What is the intention behind this code? To do something with a growable collection of values -- search it, map it, collect a subset.

On modern machines, this code stinks. A full cache miss wastes many hundreds of instruction issue slots. Your hundreds of millions of transistors sit around twiddling their thumbs. Until each preceding pointer completes its odyssey...

    (Upon determining that the miscreant pointer value has gone AWOL from on-chip caches, the processor sends out a subpoena compelling its appearance; this writ is telegraphed out to the north bridge and thence to the DRAM; the value, and its collaborators in adjacent cells in the line, then wend their way, from DRAM cells, through sense amps, muxes, drivers, queueing for embarkation at the DRAM D/Q pins, then sailing across the PCB, then by dogsled across the north bridge, then by steamer across the PCB again, finally landing at the processor pins, and then, dashing across the processor die and into the waiting room of the L1 D-cache ...)

... until that happens, the poor processor can't make any significant progress on the next iteration of the computation.

This scenario is so bad and so common that the microprocessor vendors use 80% of their transistor budgets for on-chip caches -- Intel as glorified SRAM vendor.

Unfortunately it is really hard to make compilers and computer architectures transform this hopelessly serial pointer-following problem into something that can go faster.

Name: Anonymous 2011-05-31 4:02

>>18
std::deque in C++ uses two levels of arrays, one which is a array of pointers that map to blocks, and each fixed-size block can contain N nodes.

However, with virtual memory allocators, you can reserve a huge chunk of address space.
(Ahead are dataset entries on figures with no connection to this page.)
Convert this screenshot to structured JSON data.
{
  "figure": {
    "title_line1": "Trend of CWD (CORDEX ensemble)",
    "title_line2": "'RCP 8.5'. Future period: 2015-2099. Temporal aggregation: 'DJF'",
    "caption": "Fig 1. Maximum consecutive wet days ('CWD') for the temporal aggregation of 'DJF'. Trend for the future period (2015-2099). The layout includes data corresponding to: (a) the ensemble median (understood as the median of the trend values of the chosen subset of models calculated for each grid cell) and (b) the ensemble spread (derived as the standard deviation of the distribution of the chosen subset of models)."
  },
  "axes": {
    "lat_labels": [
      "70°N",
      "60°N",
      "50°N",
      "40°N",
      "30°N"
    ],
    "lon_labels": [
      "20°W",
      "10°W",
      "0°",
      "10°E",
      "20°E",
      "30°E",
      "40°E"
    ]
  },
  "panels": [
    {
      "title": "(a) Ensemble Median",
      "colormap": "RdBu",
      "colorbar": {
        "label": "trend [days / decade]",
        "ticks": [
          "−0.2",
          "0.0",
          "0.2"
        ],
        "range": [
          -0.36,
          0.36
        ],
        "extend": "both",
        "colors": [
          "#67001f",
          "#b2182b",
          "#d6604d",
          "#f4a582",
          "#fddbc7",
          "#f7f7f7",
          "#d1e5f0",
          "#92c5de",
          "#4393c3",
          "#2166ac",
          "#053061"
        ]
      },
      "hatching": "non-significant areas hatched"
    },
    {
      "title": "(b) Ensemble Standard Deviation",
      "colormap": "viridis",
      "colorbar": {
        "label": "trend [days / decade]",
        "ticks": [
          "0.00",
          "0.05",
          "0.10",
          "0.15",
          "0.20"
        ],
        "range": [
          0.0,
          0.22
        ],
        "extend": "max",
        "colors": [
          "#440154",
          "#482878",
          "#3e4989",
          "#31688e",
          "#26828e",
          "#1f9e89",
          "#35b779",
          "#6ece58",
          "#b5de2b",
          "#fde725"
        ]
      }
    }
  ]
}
In 64-bit operating systems, you can like reserve 32GB of address space each for various things, with out actually eating up any physical memory. And when you need a new page, you just commit a page of reserved memory at the end of one of your contiguous arrays, and a physical page is mapped to it by the operating system.

Current AMD/Intel x86-64 CPUs use 48-bits for addressing, so that gives you 281474 GB of address space to play with in your process.